Cela confirmait sa théorie qu'il avait forgée lorsqu'ils avaient découvert un village abandonné, déserté pour une raison inconnue. Ils avaient fouillé l'endroit de fond en comble malgré que cela rebutait le jeune noble d'entrer ainsi chez des inconnus comme des bandits, mais bien évidemment Suzanne avait déjà foncé. Dans l'une des maisons ils avaient trouvé ces sabres, Allen avait trouvé les siens accrochés à un mur, une décoration bien trop aiguisée à son goût, il avait préféré les prendre tous les deux pour éviter à la jeune femme d'être tentée par ces objets de mort... Malheureusement, celle-ci en avait trouvé un, le manche totalement noir parfaitement adapté à son esprit, il fut trouvé dans un coffre dont elle avait forcé la serrure.
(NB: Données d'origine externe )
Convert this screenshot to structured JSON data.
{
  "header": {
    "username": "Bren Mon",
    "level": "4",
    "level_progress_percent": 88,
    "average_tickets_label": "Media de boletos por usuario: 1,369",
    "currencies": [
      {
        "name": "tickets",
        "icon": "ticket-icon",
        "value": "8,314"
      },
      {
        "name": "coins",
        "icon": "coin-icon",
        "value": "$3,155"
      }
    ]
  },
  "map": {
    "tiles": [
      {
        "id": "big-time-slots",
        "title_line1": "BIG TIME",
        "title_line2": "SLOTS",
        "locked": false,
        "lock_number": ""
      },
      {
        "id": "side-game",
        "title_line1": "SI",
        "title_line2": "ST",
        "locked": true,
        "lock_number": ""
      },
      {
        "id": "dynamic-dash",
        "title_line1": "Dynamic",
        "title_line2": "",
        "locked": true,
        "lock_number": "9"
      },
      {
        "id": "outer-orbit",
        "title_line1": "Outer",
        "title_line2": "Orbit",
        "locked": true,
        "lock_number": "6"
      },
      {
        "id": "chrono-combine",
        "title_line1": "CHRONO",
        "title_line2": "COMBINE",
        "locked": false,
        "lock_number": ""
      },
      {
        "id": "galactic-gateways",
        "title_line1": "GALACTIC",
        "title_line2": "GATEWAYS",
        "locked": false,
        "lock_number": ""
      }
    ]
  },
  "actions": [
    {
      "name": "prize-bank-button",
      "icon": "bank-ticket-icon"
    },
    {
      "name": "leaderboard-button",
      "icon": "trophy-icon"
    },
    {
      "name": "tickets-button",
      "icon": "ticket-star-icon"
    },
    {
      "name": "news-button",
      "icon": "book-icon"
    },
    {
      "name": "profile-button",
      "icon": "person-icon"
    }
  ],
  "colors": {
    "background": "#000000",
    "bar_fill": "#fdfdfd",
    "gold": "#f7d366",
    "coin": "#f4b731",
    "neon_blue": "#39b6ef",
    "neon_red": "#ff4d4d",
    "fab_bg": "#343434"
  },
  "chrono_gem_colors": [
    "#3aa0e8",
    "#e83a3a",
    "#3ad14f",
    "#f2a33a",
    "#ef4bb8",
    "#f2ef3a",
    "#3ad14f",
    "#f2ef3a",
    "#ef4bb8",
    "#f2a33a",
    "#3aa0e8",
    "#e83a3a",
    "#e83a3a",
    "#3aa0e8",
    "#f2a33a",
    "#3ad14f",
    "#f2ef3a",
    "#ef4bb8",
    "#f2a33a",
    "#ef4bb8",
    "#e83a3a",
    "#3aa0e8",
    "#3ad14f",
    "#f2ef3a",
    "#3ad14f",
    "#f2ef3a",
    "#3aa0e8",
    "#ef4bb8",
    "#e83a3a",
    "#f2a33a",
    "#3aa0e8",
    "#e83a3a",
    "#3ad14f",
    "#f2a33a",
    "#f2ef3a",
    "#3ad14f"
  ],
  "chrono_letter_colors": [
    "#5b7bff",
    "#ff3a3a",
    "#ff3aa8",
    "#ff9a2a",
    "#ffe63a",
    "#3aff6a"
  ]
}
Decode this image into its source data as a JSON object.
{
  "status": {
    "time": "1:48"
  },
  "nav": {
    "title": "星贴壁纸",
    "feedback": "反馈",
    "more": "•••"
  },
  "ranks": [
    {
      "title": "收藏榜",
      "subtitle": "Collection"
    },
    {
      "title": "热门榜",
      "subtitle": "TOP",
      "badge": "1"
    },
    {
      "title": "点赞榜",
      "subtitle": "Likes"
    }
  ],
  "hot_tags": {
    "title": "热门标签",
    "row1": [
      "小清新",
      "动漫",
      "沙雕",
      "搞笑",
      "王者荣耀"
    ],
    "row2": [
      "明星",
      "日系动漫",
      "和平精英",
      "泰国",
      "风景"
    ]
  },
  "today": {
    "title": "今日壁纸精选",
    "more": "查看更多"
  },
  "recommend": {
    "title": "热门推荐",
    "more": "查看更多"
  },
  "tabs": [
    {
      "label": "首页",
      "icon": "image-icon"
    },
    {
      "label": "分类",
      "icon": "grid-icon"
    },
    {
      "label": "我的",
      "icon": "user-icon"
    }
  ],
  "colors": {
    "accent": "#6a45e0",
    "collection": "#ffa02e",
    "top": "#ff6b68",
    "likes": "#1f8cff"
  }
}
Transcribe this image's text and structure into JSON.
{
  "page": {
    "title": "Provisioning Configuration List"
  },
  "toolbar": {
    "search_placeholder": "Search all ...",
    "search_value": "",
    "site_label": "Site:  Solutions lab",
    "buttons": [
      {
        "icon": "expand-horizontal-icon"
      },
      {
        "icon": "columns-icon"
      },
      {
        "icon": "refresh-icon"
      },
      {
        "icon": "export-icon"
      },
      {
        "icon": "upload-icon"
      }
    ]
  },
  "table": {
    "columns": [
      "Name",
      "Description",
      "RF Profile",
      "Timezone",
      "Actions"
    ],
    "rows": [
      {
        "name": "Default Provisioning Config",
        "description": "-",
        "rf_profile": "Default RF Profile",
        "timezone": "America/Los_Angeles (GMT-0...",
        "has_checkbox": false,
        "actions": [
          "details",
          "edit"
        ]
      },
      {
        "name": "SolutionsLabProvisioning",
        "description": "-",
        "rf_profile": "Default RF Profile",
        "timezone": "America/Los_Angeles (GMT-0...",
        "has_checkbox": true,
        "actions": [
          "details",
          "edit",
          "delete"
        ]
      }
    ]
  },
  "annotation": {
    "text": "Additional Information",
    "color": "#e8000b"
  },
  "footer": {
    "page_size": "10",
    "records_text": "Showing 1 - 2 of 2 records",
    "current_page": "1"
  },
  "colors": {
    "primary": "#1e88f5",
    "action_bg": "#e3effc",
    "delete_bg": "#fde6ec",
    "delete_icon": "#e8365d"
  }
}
Elle avait aussi récupéré un sac qu'elle avait rempli d'objets dont le noble avait préféré ignorer la nature, pensant ainsi s'éloigner au maximum de la complicité de vol.
Puis ils avaient continué leur route au hasard, à la recherche de vie humaine.
Et les monstres étaient arrivés, des créatures affreuses venant surement d'un monde de cauchemar et attaquant les deux jeunes gens qui n'eurent jusqu'à présent pas trop de mal à s'en débarrasser. Suzanne massacrait en frappant de tous côtés comme si son arme était un hachoir à viande tandis qu'Allen tranchait, visait, et piquait juste pour causer une mort rapide et sans faille. Son costume le gênait un peu, et il l'avait déchiré les larmes aux yeux, une pareille pièce de qualité se doit d'être respecté, au niveau des bras et des jambes pour améliorer ses mouvements et les fluidifier davantage.
Enfin, ce message était arrivé... Suzanne l'ouvrit et en lut le contenu.
"Bonjour Suzanne et Allen, j'espère que vous avez réussi à survivre jusqu'à présent..."
Cela s'annonçait prometteur.

2 commentaires:

  1. Re-Salut.

    Juste pour savoir... les antennes GSM... y'en a sur ce monde ?

    Le fait de pouvoir (plausiblement) sauver le monde vient définir un objectif. l'histoire commence à prendre de l'ampleur.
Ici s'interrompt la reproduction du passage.